European and German corporations, including Deutsche Bahn, Siemens, software company SAP and the construction industry, are involved in major Qatari projects and earn a share in the exploitation of workers. In 2018, German Chancellor Angela Merkel received Emir al-Thani in Berlin to deepen economic ties. Qatar has also been courted as a gas and oil supplier since sanctions against Russia began.
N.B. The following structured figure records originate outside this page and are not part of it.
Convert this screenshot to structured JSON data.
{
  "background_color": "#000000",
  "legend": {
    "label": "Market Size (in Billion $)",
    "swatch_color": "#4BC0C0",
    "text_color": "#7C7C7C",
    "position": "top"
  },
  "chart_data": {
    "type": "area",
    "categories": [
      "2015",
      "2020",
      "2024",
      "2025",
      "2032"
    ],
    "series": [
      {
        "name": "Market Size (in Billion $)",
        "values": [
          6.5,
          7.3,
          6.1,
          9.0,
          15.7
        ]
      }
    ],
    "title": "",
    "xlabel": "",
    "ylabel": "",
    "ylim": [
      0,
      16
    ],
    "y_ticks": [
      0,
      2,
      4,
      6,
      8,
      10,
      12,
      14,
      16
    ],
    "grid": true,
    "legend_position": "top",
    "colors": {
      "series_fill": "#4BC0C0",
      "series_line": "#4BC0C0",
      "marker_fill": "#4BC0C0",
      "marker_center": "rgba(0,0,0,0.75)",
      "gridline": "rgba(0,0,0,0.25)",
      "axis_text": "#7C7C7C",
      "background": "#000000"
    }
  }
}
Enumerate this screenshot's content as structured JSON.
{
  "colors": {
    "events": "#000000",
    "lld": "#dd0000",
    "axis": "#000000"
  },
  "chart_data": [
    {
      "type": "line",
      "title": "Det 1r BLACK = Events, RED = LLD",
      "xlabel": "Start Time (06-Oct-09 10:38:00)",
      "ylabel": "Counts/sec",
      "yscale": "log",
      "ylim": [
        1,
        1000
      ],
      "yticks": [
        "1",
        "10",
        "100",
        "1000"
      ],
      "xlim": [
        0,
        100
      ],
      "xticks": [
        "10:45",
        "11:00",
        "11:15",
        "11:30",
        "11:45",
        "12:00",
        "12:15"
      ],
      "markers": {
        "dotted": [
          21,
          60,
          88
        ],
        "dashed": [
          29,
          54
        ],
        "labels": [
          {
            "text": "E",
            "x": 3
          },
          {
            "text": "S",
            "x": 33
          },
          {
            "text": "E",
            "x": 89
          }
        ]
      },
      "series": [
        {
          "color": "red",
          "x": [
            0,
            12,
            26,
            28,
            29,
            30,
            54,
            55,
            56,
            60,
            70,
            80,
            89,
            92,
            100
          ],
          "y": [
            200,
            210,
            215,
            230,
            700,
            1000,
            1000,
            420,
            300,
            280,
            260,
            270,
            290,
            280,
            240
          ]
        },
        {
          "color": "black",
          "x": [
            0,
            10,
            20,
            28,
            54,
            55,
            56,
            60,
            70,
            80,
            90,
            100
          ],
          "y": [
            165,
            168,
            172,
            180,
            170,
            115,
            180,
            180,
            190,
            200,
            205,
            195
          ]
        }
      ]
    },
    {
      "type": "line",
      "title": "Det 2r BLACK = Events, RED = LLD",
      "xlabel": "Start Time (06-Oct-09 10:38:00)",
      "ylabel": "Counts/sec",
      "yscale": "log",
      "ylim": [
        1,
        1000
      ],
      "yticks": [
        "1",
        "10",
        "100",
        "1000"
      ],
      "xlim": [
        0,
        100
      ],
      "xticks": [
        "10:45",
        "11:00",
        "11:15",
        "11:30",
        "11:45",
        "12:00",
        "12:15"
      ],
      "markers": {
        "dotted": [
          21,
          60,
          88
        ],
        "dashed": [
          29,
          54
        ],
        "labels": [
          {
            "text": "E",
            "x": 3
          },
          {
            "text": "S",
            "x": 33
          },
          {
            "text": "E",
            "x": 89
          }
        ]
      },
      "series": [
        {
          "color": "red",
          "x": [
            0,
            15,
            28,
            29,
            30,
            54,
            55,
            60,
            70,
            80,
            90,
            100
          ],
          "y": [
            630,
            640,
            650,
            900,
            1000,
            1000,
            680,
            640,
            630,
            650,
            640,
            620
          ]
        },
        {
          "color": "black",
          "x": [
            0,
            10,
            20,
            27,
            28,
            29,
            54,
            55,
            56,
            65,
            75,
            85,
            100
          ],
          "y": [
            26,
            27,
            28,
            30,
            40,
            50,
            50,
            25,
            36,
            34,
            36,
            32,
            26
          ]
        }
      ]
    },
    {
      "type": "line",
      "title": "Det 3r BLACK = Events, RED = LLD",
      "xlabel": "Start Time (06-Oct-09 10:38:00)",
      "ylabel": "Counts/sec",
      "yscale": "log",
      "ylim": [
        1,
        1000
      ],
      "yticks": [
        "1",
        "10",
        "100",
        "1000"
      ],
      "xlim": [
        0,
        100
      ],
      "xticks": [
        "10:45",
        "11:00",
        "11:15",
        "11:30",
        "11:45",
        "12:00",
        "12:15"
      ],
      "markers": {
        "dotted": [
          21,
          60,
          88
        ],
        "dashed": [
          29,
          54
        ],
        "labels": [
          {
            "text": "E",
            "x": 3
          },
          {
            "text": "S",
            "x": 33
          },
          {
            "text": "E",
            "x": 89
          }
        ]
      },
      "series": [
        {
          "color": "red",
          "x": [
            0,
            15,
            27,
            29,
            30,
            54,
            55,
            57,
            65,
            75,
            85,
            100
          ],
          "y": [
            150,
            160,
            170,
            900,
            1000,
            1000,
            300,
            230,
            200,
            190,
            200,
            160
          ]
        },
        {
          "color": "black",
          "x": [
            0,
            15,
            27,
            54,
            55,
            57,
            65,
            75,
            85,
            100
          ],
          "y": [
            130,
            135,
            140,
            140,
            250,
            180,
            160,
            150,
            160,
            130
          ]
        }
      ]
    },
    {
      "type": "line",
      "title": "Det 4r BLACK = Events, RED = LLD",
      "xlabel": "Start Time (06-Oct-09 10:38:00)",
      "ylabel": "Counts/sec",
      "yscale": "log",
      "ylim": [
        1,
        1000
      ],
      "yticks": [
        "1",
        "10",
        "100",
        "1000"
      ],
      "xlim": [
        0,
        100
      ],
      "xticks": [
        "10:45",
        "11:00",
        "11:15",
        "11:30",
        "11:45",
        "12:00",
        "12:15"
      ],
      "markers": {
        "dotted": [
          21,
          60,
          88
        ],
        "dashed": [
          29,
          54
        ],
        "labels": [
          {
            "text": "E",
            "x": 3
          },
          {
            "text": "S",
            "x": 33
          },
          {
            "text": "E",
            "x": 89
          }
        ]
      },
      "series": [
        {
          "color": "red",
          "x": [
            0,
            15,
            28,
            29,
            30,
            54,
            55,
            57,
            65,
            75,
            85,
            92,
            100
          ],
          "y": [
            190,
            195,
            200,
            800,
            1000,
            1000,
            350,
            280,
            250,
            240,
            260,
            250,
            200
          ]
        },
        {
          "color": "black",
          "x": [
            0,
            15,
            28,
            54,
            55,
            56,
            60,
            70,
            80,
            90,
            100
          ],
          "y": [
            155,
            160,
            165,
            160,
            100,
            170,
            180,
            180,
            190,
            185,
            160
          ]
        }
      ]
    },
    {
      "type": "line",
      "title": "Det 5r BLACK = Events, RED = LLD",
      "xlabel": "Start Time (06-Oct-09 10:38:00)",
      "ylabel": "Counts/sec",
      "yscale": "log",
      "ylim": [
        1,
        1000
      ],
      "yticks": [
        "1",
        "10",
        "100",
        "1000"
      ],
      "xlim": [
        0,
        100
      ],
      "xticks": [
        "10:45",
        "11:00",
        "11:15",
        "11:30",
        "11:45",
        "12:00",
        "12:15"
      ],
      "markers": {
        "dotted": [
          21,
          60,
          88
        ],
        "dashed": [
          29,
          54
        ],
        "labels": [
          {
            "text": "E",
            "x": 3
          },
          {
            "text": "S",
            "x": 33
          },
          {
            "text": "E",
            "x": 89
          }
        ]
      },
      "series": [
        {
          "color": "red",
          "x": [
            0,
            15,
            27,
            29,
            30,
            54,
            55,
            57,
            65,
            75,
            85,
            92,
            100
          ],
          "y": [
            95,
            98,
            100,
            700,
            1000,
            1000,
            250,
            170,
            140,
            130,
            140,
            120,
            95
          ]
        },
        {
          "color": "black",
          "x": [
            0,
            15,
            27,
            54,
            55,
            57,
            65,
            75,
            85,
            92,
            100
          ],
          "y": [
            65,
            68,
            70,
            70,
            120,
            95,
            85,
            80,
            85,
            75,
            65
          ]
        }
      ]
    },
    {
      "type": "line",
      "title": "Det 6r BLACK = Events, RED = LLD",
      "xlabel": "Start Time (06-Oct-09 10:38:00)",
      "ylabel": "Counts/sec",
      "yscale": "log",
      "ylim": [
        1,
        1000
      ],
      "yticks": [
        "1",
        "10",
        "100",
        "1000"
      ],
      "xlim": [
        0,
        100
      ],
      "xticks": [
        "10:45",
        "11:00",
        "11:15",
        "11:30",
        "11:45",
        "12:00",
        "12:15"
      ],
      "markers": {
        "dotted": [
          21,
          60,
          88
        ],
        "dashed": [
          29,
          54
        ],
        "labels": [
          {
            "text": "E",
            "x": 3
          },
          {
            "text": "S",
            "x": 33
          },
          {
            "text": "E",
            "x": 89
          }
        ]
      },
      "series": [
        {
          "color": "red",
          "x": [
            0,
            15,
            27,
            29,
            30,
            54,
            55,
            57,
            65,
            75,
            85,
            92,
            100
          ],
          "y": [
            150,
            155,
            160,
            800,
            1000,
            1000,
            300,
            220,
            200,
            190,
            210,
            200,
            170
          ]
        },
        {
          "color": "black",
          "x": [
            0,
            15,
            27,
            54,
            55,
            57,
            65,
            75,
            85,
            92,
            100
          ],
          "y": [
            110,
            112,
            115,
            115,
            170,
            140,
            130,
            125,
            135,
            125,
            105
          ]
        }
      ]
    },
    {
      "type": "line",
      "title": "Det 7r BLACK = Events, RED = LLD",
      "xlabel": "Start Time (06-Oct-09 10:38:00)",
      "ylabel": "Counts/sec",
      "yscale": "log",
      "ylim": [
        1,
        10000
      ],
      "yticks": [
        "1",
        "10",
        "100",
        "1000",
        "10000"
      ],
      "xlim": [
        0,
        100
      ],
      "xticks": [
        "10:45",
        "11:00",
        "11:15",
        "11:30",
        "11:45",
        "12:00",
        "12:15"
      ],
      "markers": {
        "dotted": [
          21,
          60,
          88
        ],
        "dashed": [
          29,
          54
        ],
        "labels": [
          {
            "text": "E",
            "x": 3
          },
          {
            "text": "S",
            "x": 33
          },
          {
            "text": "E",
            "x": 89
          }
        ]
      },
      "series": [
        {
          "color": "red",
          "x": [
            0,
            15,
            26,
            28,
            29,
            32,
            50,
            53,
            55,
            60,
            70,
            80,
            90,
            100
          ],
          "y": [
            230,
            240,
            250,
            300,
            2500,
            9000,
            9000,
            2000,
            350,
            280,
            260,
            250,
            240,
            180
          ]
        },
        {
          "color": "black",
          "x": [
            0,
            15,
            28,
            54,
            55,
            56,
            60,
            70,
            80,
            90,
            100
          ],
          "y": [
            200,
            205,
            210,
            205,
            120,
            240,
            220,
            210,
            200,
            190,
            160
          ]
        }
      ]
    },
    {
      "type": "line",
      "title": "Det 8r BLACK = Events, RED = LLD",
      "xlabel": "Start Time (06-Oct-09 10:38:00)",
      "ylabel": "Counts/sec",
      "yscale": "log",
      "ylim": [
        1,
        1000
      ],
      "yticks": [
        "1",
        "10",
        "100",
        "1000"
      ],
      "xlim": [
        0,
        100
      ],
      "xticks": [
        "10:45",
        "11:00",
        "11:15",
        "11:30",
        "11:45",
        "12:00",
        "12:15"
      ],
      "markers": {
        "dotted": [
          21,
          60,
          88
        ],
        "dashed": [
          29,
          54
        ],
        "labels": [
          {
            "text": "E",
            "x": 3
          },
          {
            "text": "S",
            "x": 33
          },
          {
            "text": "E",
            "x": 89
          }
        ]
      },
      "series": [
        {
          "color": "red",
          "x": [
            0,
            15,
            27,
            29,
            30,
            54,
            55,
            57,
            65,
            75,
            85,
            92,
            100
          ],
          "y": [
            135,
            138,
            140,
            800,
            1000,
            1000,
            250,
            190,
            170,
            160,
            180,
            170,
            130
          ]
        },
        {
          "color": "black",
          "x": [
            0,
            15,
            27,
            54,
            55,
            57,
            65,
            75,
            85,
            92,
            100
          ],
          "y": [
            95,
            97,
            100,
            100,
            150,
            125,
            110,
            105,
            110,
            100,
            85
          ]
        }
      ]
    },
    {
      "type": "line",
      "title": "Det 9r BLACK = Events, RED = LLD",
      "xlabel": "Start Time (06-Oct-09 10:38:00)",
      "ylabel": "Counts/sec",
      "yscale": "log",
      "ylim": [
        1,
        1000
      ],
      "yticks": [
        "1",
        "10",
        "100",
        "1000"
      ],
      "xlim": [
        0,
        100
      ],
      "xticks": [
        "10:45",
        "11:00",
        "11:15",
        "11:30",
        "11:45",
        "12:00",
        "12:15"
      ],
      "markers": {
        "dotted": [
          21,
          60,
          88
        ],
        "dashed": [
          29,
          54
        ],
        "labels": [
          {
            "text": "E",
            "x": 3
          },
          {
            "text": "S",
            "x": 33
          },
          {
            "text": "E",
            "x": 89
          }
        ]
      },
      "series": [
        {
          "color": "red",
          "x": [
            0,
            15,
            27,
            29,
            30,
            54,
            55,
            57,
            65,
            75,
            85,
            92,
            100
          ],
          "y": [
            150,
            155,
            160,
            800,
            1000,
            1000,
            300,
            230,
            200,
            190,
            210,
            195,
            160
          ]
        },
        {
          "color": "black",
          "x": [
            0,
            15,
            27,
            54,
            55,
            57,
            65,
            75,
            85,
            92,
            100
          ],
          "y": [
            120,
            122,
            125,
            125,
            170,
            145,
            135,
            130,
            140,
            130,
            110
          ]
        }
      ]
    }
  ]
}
Both Economics Minister Robert Habeck (Greens) and Chancellor Olaf Scholz (Social Democrat, SPD) therefore paid their respects to the Emir in Doha this year.
While European politicians ceaselessly invoke “human rights” in calling for the boycott of sporting events by political opponents in Russia and China, or the exclusion of their teams, different standards are applied to Qatar.
Not everyone goes as far as former SPD leader and German Foreign Minister Sigmar Gabriel, who responded to criticism of Qatar by tweeting, “German arrogance toward Qatar stinks!” But his party colleague, German Interior Minister Nancy Faeser, travelled to Doha this week specifically to mend fences after provoking the emir’s ire with barely audible criticism.
Faeser met behind closed doors with Prime Minister Khalid bin Khalifa Al-Thani and FIFA chief Gianni Infantino, who has since moved his residence to Qatar, only to play the whole matter down afterwards. She would “travel there for the World Cup,” she declared. Chancellor Scholz is now also likely to attend—if the German team makes it to the final.